Artikel
4 nov '15
4 november '15
3 min

Stijgende economische zelfstandigheid van vrouwen

Tussen 2003 en 2013 is het aandeel economisch zelfstandige vrouwen van 20 tot 65 jaar gestegen van 45% naar 53%; tegenover 70% bij mannen in 2013. De andere 47% vrouwen heeft geen werk en is financieel afhankelijk van haar (ex)partner of een uitkering, of heeft een (kleine) deeltijdbaan en verdient daarmee te weinig om zelfstandig in het eigen levensonderhoud te voorzien.

Dit is te lezen in de Monitor Arbeidsmarkt die minister Lodewijk Asscher (Sociale Zaken en Werkgelegenheid) maandag naar de Tweede Kamer stuurde. De Monitor Arbeidsmarkt geeft twee keer per jaar (april en oktober) informatie over de ontwikkeling van werkgelegenheid en werkloosheid.

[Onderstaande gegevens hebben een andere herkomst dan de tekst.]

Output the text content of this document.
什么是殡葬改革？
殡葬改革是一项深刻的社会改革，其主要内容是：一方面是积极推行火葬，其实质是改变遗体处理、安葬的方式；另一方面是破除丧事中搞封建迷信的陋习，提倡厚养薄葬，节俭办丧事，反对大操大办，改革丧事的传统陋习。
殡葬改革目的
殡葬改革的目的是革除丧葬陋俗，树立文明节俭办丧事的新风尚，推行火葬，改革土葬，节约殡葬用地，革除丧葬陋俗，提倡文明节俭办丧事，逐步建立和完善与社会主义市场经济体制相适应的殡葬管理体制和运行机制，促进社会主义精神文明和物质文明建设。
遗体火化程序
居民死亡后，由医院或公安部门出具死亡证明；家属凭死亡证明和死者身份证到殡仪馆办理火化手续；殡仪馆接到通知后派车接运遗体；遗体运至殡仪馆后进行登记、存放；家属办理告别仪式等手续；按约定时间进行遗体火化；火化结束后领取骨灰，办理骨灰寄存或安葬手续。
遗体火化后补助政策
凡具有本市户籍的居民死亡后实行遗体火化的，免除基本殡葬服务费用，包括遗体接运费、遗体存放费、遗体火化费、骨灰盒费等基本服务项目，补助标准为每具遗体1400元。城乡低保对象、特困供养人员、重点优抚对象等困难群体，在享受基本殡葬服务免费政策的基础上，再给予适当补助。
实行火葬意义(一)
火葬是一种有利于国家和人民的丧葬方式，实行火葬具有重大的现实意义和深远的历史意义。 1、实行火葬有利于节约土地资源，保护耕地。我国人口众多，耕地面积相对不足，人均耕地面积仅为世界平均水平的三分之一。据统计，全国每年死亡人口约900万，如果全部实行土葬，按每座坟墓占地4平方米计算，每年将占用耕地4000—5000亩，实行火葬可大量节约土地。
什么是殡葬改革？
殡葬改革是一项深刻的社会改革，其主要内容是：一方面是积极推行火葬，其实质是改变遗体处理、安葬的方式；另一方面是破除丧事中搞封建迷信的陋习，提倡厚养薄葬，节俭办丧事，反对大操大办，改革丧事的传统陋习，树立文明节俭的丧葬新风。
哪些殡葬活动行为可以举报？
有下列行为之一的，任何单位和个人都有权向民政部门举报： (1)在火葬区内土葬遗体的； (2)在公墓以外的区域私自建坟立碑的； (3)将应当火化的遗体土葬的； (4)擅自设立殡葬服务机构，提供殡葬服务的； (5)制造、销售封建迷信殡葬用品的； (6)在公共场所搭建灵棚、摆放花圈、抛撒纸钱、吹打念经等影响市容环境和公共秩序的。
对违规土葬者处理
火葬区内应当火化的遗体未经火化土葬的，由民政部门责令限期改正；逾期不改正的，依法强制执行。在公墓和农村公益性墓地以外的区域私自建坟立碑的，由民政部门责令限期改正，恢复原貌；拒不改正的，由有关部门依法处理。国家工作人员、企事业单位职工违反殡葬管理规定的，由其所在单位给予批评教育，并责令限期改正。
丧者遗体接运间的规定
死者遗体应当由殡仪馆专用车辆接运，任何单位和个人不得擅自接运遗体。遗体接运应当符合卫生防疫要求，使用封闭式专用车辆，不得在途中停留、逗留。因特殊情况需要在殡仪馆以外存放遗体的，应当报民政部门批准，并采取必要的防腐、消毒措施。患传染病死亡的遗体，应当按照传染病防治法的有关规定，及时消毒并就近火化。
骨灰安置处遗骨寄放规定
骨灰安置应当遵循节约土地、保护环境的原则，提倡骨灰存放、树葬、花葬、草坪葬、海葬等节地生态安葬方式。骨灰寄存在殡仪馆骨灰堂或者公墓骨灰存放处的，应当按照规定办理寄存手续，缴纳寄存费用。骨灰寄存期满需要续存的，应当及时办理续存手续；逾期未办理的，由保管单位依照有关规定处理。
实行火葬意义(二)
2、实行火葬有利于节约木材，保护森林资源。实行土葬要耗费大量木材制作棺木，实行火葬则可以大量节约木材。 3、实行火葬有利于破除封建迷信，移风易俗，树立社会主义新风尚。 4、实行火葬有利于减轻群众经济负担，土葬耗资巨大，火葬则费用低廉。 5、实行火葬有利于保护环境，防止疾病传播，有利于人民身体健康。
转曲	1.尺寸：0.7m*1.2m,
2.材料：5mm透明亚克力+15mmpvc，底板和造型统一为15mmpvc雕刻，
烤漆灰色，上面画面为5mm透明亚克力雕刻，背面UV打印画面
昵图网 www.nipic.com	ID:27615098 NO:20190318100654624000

Werkgelegenheid en werkloosheid

In deze Monitor Arbeidsmarkt wordt duidelijk dat het voorzichtige herstel van de Nederlandse economie in 2014 doorzet in 2015 en in 2016. De cijfers in de monitor laten zien dat ook de Nederlandse arbeidsmarkt zich in 2015 verder herstelt, verschillende cijfers komen aan bod rondom werkloosheidspercentages, WW-uitkeringen, re-integratievoorzieningen, etc. Vooral interessant in deze monitor is het nieuwe thema “Participatie en economische zelfstandigheid van vrouwen”.

Arbeidsparticipatie vrouwen

De arbeidsdeelname van vrouwen, met een bijzondere aandacht voor economische zelfstandigheid van vrouwen, is en blijft een belangrijk thema voor emancipatie, voor integratie en voor structurele economische groei. Sinds de jaren tachtig stijgt de arbeidsparticipatie voortdurend, bijna helemaal toe te schrijven aan de toegenomen arbeidsparticipatie van vrouwen. Het aandeel vrouwen dat zich aanbiedt op de arbeidsmarkt, steeg van 37,1% in 1980 naar 64,8% in 2014, terwijl deze stijging bij mannen veel kleiner was; van 77% naar 78,1%.

Economische zelfstandigheid

Door de toegenomen arbeidsdeelname zijn meer vrouwen economisch zelfstandig geworden. Het vergroten van de economische zelfstandigheid van vrouwen is voor de overheid sinds het Beleidsplan Emancipatie (1985) één van de belangrijkste doelen van het Nederlandse emancipatiebeleid. In de eerste plaats zijn vrouwen binnen het gezin dan onafhankelijker als het inkomen van hun partner wegvalt, bijvoorbeeld door ontslag of arbeidsongeschiktheid. Bij een eventuele scheiding zijn ze dan niet (direct) aangewezen op sociale zekerheid, maar kunnen zij in hun eigen onderhoud voorzien. Een andere reden is volgens het kabinet dat het gezinnen financieel minder kwetsbaar maakt als ze niet van slechts één kostwinner afhankelijk zijn. Voor de samenleving is het bovendien van belang dat het talent van (de steeds hoger opgeleide) vrouwen beter wordt benut.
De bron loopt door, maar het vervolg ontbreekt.